Le référendum du 27 avril 1969.
Si les 23 et 30 juin 1968 ont vu triompher les gaullistes, de nouvelles perspectives s’imposent pour le général de Gaulle, il songe à son départ : « Et puis avant de mourir, il me faut un peu de temps pour écrire mes Mémoires. » dira-t-il. Le général choisit le référendum sur deux sujets majeurs pour lui, la régionalisation et la participation des salariés aux profits de l’entreprise. « Même si j’échoue, je serai gagnant aux yeux de l’Histoire, qui est le seul plan qui me concerne, l’avenir dira que j’ai été renversé sur un projet qui était essentiel pour le pays ». « J’ai fait tout ce que j’ai pu pour mon pays… » dira-t-il à ses proches.

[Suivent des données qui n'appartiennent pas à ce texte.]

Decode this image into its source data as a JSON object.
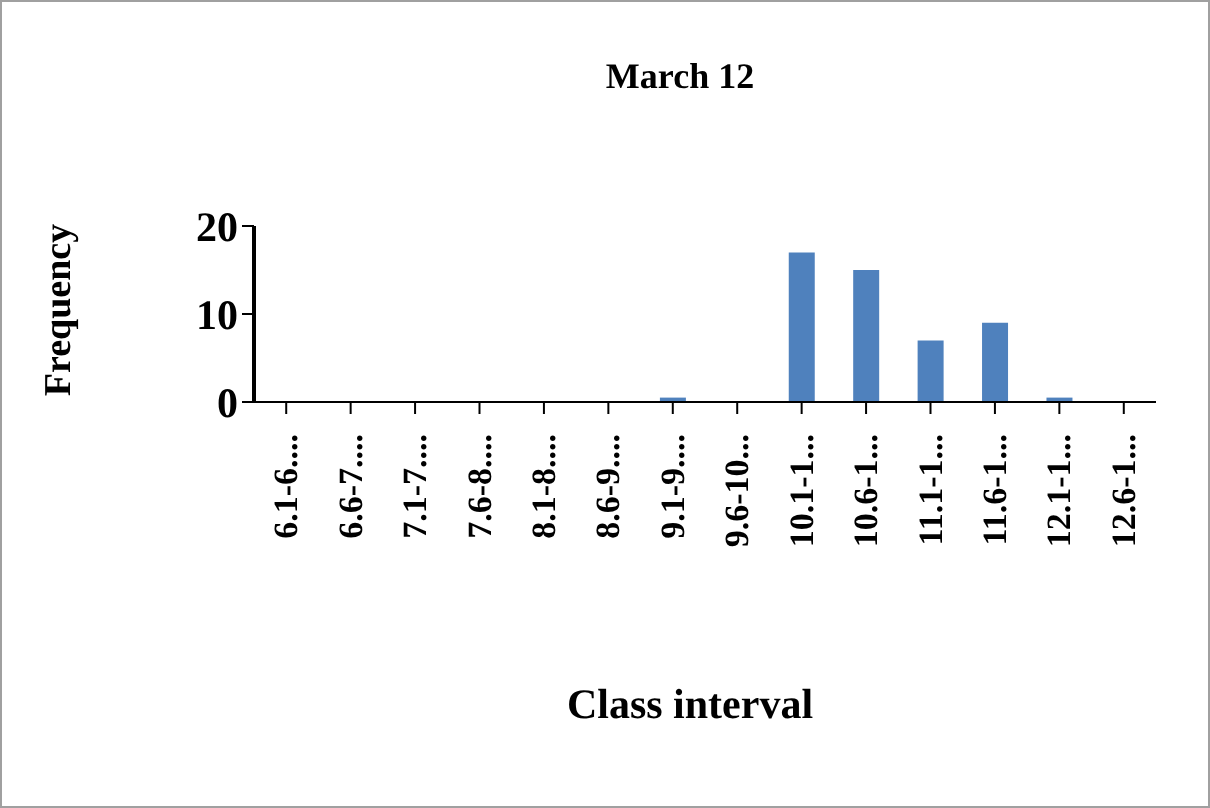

Résistant de la deuxième guerre mondiale, acteur principal de la construction de la Vème République, le général de Gaulle aura incarné la France et son prestige durant de nombreuses années. « Les plus nobles principes ne valent que par l’action. » écrira-t-il dans ses Mémoires. C’est le sens de l’histoire qui continue de nous éclairer encore aujourd’hui.
*Christine ALFARGE Secrétaire générale de l'Académie du Gaullisme.